Without wanting to pour cold water on well-deserved celebrations, that is exactly the reason why I think we need to be cautious. Governments don’t like huge defeats. And the veto has been used by both the last two governments. David Cameron has already released a statement saying that the law will need to be amended to reinforce the veto and make its future use clear and unassailable. Speaking at 11KBW’s Information Law Conference last week, barrister Tim Pitt-Payne, who has represented the Commissioner as well as government departments in FOI cases, expressed his view that if this ruling went against the government, it was likely to reopen the question of the application of the section 35 exemption for policy formulation.
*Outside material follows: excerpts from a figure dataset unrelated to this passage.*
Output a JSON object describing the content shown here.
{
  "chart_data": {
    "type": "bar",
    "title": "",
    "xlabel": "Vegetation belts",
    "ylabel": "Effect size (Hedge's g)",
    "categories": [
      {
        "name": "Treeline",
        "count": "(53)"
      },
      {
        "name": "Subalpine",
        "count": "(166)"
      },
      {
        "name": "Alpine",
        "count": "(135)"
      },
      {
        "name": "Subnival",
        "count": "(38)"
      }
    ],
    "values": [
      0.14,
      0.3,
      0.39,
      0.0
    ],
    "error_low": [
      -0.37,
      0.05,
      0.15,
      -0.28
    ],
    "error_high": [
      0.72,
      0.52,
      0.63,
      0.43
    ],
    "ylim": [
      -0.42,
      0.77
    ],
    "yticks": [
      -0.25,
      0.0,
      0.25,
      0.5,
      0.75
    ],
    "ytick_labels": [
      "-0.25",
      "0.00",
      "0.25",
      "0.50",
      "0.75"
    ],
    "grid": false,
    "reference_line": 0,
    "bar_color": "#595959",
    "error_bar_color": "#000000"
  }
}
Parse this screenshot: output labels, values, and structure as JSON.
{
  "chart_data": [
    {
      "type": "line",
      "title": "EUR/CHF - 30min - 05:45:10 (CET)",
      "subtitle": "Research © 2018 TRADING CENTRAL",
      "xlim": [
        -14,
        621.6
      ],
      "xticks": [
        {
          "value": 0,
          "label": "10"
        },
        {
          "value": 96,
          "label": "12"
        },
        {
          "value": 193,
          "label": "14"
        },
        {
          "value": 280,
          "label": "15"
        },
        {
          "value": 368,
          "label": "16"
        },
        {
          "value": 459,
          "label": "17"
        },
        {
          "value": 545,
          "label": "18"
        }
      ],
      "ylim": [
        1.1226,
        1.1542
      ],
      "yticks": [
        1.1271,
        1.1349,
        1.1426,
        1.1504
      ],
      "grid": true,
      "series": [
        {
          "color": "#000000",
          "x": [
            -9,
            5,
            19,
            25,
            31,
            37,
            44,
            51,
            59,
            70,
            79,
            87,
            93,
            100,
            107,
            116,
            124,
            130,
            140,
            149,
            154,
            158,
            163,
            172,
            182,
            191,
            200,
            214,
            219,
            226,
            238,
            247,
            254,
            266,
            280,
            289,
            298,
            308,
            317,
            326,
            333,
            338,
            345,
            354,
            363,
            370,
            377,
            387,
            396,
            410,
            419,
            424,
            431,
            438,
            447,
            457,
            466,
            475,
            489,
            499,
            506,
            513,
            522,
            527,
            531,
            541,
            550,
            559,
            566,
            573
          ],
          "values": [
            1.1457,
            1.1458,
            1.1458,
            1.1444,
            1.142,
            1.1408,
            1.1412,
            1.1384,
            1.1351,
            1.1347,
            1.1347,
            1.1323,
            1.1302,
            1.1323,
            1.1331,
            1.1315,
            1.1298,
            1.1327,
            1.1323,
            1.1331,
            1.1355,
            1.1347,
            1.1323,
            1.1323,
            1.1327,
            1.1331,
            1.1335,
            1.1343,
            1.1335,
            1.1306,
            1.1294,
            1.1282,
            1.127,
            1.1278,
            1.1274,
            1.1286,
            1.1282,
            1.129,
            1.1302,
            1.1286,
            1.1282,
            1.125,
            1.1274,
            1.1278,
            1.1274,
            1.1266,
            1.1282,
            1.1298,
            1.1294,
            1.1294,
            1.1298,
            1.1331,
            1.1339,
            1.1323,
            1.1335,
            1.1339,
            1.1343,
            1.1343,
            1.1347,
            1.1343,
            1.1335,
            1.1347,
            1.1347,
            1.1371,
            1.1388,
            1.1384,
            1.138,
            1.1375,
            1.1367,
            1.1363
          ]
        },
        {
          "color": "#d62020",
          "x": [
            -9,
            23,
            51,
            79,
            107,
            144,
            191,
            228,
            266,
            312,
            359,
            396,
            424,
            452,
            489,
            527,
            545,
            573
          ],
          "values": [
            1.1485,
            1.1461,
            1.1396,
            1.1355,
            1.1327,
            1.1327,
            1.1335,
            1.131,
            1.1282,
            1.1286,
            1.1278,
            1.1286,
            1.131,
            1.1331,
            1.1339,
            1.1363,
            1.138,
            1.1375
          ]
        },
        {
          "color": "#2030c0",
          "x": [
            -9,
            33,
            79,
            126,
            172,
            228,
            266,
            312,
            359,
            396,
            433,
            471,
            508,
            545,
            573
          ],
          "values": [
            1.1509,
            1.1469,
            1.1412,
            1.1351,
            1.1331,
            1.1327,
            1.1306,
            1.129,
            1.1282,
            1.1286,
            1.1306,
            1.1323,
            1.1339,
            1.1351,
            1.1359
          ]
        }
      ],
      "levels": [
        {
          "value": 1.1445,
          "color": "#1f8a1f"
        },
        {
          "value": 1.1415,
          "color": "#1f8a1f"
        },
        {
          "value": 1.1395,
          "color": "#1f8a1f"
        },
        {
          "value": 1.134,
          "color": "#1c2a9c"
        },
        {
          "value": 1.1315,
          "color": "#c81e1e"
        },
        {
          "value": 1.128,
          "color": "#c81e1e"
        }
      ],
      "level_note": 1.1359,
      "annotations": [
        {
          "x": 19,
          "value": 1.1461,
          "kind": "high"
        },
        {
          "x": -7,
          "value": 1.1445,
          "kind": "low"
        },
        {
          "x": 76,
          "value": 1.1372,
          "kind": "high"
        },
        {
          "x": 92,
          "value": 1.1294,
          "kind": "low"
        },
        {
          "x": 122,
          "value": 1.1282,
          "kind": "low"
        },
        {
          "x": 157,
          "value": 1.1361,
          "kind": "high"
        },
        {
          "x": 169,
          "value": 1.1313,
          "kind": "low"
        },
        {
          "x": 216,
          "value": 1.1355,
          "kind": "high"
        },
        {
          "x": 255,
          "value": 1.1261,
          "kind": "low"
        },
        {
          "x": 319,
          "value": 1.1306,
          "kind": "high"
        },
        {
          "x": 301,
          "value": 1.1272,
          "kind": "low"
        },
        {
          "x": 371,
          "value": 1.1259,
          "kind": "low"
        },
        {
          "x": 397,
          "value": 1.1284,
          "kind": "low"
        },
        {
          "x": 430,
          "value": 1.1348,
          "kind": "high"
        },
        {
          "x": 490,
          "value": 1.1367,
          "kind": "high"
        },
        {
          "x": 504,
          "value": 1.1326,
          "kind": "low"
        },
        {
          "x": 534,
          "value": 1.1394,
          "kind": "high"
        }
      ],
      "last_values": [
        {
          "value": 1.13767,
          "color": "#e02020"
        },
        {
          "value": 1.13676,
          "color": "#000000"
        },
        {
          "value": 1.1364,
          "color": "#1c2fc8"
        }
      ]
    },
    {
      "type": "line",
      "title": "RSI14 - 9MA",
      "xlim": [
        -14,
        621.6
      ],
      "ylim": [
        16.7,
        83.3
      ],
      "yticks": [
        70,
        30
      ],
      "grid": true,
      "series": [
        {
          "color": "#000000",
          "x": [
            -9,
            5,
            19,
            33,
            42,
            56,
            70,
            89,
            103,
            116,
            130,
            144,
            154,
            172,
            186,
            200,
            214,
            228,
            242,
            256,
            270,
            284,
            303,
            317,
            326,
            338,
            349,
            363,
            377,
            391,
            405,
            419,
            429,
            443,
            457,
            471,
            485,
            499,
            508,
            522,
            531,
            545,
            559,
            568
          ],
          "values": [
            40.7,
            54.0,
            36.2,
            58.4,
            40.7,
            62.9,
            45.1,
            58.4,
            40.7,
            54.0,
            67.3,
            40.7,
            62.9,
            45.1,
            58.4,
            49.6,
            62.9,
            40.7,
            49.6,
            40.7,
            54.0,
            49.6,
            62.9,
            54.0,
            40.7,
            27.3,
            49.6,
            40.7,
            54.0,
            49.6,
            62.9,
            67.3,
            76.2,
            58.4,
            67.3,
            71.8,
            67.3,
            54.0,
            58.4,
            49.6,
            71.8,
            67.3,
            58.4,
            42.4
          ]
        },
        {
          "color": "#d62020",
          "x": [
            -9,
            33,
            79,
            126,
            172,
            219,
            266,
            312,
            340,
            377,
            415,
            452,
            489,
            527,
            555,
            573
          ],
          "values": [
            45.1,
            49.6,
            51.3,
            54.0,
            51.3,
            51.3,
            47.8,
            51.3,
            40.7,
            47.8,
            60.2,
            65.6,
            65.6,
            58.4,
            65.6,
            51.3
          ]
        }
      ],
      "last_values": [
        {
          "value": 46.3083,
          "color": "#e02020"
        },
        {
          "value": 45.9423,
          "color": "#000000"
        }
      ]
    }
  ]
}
When the Justice Select Committee examined FOI three years ago, it decided that section 35 didn’t need to be strengthened, as the veto provided a backstop for government if it needed to protect internal discussions.
Today’s ruling will lead to another period of reevaluation of FOI by government, and may well provoke attempts to provide more protection for government information. FOI campaigners and others will need to be vigilant.